La duplice menzione delle tenebre e della luce crea un effetto intenso. La forza liberatrice di Dio irrompe nella notte, tra le macerie umane, e tutto si ravviva; appare la luce, la gioia e la pienezza suprema identificata nella felicità suprema: shalôm! È questa la prima verità del Natale: Dio irrompe nella storia dannata dell’uomo per dare nuova dignità a quelli che abitano nel buio, speranza a chi non aspetta più nulla, presenza a chi vive di assenza. Nell’atmosfera variopinta e popolata di balocchi del mondo occidentale, il Natale costituisce, per lo più, un assopimento delle coscienze; la festa ha perso tutta la sua carica esplosiva, rappresentata da un Dio che scende fin là, dove più fitte sono le tenebre, per aprire un nuovo cammino a chi ha perso la sua strada. All’uomo che vuole evadere dalle sue contraddizioni e dalla storia, Dio risponde compiendo il cammino inverso: scendendo nelle tenebre di questo mondo e percorrendo, proprio Lui (!), le strade dell’ingiustizia e del peccato, della vita e della morte. In questo modo si fa Dio-con-noi, Dio-per-noi.

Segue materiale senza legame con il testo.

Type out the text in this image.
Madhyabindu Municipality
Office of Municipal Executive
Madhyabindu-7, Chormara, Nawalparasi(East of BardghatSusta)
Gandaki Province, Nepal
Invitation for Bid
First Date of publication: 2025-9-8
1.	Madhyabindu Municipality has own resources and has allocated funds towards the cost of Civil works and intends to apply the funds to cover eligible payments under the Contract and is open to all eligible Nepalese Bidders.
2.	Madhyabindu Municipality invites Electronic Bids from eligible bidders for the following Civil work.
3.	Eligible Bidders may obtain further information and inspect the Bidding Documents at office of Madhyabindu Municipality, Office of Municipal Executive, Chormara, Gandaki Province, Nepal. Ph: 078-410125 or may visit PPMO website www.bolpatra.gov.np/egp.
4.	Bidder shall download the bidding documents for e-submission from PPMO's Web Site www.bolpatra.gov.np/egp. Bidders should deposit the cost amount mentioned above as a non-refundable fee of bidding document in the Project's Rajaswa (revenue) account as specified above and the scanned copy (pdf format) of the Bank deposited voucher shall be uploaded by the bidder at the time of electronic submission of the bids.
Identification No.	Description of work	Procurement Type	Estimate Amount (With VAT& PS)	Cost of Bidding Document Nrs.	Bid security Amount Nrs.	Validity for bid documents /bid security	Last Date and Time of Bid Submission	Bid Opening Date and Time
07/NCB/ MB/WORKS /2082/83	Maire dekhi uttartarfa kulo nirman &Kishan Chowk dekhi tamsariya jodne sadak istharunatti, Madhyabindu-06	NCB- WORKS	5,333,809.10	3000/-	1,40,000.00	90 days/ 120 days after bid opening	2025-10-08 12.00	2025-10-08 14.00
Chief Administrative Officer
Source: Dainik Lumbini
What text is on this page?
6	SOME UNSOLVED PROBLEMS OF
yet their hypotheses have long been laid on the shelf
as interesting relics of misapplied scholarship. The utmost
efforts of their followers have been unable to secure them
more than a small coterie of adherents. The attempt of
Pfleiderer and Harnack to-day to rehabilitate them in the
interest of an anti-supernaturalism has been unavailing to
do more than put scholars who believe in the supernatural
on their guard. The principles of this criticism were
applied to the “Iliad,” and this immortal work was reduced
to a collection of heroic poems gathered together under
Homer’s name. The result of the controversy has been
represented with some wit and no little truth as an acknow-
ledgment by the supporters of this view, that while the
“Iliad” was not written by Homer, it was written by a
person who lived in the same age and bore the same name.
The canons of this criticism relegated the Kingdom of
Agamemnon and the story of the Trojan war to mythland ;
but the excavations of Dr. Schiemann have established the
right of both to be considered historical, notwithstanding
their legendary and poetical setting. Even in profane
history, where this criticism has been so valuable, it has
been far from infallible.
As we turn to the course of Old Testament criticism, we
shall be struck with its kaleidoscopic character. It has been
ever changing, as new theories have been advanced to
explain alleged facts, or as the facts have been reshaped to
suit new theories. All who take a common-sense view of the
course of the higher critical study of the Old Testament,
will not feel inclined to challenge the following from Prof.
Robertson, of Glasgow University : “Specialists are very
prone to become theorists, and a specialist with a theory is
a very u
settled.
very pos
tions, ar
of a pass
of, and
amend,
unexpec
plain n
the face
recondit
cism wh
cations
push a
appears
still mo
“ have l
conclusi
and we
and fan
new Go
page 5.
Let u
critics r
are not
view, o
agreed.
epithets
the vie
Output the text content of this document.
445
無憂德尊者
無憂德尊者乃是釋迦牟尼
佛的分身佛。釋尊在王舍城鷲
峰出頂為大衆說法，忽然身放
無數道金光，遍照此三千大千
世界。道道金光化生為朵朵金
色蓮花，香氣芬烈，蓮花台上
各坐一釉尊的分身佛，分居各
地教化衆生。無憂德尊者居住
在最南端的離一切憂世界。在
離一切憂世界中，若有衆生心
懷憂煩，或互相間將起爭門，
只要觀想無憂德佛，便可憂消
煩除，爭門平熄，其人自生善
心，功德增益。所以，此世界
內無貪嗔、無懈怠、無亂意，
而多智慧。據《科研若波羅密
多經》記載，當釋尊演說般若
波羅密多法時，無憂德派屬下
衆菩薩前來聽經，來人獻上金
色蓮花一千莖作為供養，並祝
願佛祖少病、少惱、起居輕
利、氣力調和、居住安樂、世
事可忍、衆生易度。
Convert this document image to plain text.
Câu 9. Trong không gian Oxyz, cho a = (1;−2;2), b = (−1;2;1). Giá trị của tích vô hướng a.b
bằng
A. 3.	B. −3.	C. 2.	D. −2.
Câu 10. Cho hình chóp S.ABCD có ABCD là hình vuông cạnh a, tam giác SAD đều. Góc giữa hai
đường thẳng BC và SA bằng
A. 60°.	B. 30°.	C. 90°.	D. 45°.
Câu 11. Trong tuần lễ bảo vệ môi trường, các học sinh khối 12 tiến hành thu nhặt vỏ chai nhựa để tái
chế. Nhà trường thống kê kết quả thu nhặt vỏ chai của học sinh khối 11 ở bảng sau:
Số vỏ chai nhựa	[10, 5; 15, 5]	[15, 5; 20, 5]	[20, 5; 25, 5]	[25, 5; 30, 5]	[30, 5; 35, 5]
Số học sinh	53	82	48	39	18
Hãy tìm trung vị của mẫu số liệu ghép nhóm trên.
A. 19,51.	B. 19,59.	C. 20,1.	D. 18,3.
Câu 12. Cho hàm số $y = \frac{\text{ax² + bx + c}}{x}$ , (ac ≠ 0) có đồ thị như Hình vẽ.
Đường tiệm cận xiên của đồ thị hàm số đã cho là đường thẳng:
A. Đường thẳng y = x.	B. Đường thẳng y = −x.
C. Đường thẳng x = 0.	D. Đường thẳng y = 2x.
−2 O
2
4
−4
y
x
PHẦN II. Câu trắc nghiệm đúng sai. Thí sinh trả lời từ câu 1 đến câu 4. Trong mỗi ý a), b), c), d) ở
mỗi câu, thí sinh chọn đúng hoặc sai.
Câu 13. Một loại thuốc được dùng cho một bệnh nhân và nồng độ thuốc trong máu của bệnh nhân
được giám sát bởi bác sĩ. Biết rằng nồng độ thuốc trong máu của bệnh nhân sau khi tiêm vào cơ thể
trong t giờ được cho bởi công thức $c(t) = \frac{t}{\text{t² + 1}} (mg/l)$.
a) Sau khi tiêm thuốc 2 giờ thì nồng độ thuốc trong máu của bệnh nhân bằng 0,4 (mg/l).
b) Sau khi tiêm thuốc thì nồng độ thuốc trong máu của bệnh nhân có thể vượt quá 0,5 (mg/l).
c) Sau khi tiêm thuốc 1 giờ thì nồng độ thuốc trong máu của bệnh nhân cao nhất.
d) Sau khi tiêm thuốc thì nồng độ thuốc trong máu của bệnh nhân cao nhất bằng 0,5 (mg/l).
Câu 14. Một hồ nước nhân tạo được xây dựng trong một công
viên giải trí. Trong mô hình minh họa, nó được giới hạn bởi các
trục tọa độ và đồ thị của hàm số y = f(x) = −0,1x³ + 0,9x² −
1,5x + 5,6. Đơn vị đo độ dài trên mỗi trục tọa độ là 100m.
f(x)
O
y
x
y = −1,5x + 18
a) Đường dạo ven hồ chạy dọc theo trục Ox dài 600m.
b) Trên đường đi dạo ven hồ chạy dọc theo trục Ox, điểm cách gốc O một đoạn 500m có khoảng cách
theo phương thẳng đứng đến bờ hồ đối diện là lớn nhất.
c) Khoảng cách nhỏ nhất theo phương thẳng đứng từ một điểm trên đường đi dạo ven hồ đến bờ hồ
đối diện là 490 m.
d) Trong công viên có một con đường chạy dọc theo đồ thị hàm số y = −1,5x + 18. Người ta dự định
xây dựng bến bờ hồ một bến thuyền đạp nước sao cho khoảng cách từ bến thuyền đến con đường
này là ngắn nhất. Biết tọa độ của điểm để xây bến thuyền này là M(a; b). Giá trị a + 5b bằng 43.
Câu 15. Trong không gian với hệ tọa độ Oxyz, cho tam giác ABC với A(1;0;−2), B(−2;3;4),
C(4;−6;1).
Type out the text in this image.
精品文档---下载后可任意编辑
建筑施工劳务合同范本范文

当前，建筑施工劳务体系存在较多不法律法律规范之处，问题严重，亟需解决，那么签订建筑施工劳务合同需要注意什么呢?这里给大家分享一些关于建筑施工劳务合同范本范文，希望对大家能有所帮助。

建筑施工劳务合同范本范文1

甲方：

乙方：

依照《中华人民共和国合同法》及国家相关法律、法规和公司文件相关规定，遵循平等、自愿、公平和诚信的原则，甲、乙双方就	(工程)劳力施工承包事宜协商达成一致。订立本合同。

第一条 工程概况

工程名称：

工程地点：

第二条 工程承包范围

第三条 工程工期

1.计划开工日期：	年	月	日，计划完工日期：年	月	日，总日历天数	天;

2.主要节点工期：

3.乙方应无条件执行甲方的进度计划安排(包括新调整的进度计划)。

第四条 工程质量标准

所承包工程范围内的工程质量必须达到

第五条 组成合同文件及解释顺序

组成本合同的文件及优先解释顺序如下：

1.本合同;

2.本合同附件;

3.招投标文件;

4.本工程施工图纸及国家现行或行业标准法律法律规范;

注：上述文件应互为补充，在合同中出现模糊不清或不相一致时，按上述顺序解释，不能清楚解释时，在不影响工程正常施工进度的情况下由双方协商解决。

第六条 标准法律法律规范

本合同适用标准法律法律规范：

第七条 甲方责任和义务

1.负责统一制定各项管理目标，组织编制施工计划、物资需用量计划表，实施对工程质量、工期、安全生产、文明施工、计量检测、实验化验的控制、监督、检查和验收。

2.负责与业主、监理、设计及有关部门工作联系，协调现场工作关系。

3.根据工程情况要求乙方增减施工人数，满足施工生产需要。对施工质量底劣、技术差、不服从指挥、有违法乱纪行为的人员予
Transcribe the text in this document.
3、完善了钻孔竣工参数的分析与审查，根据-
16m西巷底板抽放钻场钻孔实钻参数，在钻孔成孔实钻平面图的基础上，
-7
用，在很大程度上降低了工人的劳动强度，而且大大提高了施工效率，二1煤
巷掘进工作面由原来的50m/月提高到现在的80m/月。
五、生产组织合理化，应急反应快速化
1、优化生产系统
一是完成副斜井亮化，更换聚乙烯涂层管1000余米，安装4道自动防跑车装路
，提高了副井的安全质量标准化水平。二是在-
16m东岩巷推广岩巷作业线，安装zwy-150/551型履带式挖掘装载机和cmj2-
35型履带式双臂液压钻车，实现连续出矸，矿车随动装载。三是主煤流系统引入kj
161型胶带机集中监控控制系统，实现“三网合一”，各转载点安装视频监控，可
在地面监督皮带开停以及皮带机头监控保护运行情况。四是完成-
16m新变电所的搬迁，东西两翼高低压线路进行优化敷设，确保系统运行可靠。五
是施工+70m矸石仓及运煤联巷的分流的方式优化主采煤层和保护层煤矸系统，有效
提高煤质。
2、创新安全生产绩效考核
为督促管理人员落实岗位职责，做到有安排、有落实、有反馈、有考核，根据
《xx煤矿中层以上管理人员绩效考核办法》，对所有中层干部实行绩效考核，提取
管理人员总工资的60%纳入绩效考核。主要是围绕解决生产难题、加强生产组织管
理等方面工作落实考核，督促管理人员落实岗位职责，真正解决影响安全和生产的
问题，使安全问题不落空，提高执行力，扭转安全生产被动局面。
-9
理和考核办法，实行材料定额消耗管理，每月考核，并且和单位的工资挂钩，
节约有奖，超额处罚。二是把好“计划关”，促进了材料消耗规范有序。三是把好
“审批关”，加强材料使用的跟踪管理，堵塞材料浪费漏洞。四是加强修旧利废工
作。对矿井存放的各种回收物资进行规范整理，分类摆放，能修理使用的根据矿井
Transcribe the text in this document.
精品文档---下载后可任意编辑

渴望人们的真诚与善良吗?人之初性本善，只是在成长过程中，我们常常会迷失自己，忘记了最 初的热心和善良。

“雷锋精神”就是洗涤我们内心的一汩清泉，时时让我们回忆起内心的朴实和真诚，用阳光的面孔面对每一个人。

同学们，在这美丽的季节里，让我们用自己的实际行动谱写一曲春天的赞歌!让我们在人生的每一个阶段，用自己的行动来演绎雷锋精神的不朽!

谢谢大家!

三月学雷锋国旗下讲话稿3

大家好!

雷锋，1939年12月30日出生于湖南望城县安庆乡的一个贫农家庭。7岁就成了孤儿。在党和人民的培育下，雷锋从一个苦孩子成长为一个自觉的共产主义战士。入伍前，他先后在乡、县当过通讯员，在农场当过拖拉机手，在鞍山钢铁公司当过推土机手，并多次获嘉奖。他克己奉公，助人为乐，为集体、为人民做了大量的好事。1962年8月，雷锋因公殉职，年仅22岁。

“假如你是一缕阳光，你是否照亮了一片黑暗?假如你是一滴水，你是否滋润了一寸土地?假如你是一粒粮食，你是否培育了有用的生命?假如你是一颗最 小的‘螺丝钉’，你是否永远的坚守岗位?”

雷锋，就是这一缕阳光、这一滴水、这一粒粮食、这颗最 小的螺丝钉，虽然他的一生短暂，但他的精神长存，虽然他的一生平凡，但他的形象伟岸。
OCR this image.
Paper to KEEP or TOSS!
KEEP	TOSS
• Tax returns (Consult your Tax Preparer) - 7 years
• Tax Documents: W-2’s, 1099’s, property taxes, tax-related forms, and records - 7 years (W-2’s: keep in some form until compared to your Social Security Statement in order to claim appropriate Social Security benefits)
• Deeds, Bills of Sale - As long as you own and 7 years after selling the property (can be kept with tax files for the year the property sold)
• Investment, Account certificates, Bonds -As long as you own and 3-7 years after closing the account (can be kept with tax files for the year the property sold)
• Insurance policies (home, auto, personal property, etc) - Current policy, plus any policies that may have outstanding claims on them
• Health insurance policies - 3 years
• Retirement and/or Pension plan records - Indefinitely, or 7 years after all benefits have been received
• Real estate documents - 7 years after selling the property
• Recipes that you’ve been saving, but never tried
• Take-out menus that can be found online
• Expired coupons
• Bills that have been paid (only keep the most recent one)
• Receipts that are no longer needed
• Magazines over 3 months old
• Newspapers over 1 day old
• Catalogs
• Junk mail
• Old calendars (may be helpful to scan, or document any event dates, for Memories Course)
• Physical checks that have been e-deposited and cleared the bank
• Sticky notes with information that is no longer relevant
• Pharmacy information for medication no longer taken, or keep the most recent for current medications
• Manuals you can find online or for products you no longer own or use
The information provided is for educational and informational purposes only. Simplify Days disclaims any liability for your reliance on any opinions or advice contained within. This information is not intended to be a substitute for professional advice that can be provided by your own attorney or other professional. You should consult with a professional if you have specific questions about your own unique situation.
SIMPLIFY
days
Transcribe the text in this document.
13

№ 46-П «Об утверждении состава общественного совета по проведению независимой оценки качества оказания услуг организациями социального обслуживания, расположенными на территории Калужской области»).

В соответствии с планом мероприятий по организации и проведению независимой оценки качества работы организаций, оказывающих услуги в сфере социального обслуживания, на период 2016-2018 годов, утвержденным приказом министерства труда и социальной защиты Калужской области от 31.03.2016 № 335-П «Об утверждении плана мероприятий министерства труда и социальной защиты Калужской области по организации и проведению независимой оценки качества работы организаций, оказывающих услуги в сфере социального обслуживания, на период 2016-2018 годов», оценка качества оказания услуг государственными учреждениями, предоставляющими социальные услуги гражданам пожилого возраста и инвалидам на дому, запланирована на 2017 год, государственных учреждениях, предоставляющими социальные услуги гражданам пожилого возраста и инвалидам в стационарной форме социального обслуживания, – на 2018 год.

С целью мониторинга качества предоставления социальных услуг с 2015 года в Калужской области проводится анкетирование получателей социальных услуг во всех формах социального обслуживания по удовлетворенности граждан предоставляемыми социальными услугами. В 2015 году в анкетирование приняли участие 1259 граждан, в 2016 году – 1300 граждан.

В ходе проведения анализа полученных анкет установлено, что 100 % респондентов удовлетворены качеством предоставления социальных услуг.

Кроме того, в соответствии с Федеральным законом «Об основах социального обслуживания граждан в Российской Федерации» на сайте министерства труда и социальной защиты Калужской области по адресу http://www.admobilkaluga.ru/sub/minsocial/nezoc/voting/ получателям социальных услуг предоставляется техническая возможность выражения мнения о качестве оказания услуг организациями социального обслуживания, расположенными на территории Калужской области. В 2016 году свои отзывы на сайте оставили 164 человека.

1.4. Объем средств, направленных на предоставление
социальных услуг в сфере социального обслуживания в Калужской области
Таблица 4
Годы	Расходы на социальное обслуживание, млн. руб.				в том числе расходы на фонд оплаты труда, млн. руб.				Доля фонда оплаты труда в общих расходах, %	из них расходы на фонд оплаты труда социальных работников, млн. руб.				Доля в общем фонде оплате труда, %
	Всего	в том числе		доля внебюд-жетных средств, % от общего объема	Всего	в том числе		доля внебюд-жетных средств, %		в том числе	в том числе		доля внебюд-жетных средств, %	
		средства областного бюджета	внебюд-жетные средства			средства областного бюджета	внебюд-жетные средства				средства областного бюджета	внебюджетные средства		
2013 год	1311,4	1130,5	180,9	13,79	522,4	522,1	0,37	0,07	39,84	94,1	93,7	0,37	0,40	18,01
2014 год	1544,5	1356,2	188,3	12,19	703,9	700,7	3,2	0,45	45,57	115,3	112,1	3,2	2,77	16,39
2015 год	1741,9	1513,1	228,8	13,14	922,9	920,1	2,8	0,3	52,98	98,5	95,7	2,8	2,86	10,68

Proseguendo nella lettura, si passa dal simbolo della luce a quello della gioia, che viene descritta con abbondanza lessicale e con immagini proprie di un popolo contadino e guerriero, che gioisce di fronte a un abbondante raccolto e di fronte a una vittoria militare. Ma l’accento del testo si posa soprattutto sul passaggio dalla terza alla seconda persona: «Tu hai moltiplicato la gioia… tu hai spezzato il giogo che gli pesava sulle spalle». Ancora una volta, Dio viene celebrato come l’artefice primo della felicità e della pace. Grazie al suo intervento, gli strumenti dell’oppressione (come il giogo, la sbarra, il bastone e le divise militari) scompaiono, come agli inizi, quando Gedeone liberò Israele dalla tirannia dei madianiti. Dio è sceso per spezzare il giogo dell’oppressione e questo significa che l’umanità non è più la stessa, perché qualcosa di totalmente nuovo è avvenuto: nell’arido deserto della storia un seme è stato piantato, l’aurora è spuntata.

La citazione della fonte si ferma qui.